Hora de rodar. A primeira impressão dinâmica do novo Citroën ë-C3 é o nível muito alto de conforto, graças ao conjunto com dois batentes hidráulicos por combinação mola/amortecedor. Eles controlam separadamente compressão e retorno, segurando os movimentos verticais da carroceria sem deixar que ela role demais.

Esse recurso já aparece em outros Citroën, mas merece elogio por estar presente em um veículo mais barato - e por ser item de série em todas as versões. Na prática, seja em piso ruim (buracos e ressaltos) ou em sequências de curvas e rotatórias, o C3 não inclina em excesso, mesmo sendo um carro bem alto. Ajuda também o fato de esta versão elétrica ser 300 kg mais pesada do que as a gasolina e usar barras estabilizadoras de maior diâmetro.

Em comportamento, o desempenho modesto de 113 cv/125 Nm acaba ajudando: não surgem perdas de tração fáceis, muito comuns em elétricos com torque alto entregue de forma instantânea às rodas dianteiras. Assim, a tendência a sair de frente ou a fazer as rodas patinarem praticamente não aparece, desde que o asfalto tenha boa aderência.

Ao mesmo tempo, os números contidos não fazem do Citroën ë-C3 um carro “morno” demais. No ambiente dele (a cidade), isso nem se coloca. Ele se mostra esperto e ágil até os 80 km/h e, depois, segue até 135 km/h - é o carro ideal para escapar às multas em autoestrada…

Sigo com avaliação positiva para a direção: tem peso adequado para um carro urbano e, apesar da relação relativamente longa (três voltas de batente a batente), que em curvas mais fechadas pode exigir mais trabalho dos braços do que eu gostaria.

Melhor ainda é o freio. A atuação é progressiva e já aparece no início do curso do pedal, algo que falta em muitos elétricos (inclusive bem mais caros), por não conseguirem casar bem a frenagem regenerativa inicial com a hidráulica.

Sem modos de condução

Em nome da simplicidade, não há modos de condução (cada vez menos relevantes na era da eletromobilidade). Ainda assim, o motorista pode apertar o botão “C”, localizado abaixo da posição “D” do câmbio.

Segundo a Citroën, em “C” apenas a intensidade da regeneração diminui (de 1,2 m/s² para 0,8 m/s²).

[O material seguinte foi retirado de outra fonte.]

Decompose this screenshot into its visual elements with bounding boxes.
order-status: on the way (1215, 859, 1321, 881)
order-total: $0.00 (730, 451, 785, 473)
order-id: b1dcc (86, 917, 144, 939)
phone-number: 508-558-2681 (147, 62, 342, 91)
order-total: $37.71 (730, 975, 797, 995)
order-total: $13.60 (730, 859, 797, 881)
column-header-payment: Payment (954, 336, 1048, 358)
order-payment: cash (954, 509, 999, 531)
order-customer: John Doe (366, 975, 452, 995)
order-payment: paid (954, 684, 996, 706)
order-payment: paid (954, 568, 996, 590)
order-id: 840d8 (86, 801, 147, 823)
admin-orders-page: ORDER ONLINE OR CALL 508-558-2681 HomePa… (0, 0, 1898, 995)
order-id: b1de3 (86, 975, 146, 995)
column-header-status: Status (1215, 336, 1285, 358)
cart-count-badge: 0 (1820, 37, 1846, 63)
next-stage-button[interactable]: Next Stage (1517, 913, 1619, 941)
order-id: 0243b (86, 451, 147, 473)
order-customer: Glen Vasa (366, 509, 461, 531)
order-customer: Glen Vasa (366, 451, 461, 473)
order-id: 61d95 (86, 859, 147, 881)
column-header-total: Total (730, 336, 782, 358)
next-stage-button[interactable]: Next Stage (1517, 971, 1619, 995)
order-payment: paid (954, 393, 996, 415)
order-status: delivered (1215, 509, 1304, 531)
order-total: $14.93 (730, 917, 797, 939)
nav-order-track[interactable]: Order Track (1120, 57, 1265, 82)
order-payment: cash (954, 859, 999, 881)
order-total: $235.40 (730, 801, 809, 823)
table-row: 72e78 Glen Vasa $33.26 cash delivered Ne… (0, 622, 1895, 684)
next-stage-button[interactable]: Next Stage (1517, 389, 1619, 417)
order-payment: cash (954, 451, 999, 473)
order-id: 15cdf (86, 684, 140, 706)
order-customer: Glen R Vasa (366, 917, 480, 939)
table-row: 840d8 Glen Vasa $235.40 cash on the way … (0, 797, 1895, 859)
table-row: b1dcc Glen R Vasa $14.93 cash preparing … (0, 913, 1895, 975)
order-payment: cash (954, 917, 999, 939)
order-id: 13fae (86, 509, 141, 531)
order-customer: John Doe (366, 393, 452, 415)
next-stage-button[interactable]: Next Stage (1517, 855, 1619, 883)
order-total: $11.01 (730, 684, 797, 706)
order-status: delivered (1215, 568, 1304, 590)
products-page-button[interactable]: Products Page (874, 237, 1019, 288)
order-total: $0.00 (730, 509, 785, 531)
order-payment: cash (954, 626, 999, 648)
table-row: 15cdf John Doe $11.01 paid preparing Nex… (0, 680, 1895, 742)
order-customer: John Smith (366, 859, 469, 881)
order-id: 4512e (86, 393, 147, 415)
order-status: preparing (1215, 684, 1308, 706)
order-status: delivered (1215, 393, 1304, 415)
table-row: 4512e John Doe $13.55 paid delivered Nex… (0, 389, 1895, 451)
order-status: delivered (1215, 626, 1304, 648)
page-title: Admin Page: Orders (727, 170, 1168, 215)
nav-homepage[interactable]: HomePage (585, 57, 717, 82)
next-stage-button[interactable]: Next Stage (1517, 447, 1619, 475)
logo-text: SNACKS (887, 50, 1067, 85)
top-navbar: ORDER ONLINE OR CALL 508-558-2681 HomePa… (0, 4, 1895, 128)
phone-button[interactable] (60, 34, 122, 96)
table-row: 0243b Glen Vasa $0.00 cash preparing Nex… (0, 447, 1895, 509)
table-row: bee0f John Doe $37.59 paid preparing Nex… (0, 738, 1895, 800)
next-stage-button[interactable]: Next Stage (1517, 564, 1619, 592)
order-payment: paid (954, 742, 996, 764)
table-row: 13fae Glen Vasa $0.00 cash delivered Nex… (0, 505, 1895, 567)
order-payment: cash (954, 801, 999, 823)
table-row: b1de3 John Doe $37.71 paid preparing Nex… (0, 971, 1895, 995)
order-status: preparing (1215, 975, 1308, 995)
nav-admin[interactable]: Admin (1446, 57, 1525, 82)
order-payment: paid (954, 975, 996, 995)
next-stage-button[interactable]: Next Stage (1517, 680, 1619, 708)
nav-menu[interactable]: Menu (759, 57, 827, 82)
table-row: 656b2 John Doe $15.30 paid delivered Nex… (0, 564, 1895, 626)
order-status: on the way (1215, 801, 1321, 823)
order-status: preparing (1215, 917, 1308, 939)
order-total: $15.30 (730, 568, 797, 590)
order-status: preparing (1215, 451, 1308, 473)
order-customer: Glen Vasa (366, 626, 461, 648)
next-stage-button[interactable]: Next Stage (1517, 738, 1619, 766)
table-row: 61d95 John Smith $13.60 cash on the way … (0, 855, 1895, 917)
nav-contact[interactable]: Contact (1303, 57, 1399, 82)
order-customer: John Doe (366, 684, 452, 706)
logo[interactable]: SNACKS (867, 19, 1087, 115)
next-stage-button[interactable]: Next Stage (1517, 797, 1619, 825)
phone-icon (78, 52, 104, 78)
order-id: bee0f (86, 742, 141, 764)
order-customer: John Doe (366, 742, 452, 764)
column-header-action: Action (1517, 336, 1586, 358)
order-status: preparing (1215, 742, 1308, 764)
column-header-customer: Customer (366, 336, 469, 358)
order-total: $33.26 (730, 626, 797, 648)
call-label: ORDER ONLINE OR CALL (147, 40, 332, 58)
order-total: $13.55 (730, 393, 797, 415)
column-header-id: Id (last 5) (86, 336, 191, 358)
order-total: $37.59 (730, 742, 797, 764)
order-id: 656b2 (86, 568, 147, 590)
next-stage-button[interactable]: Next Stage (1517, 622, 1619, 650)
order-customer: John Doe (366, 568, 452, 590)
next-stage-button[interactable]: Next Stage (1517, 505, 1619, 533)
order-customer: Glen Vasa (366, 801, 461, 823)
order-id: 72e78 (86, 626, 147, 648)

No entanto, percebi que, ao sair de “C” e voltar para “D”, o ë-C3 acelera levemente. Ao tirar a dúvida com Thierry Blanchard, gerente de produto do novo Citroën C3, ele comentou que esse outro «sintoma» pode ser algo particular do acerto das unidades de pré-série que dirigi.

De todo modo, faria mais sentido que no modo normal (“D”) do ë-C3 não existisse nenhuma retenção/regeneração - engenheiros costumam ser unânimes ao dizer que essa é a forma mais eficiente de um elétrico “embalar”. E, aí sim, haver um botão para ativar a recuperação de energia. E, já agora, com a letra “B” (de Brake), e não “C” (de Comfort).

Parece ser poupado

No teste curto, com pouco mais de 60 km, a média registrada foi de 13,9 kWh/100 km - bem abaixo da média homologada pela Citroën (17,4 kWh/100 km), favorecida por trajetos principalmente urbanos e estradas secundárias.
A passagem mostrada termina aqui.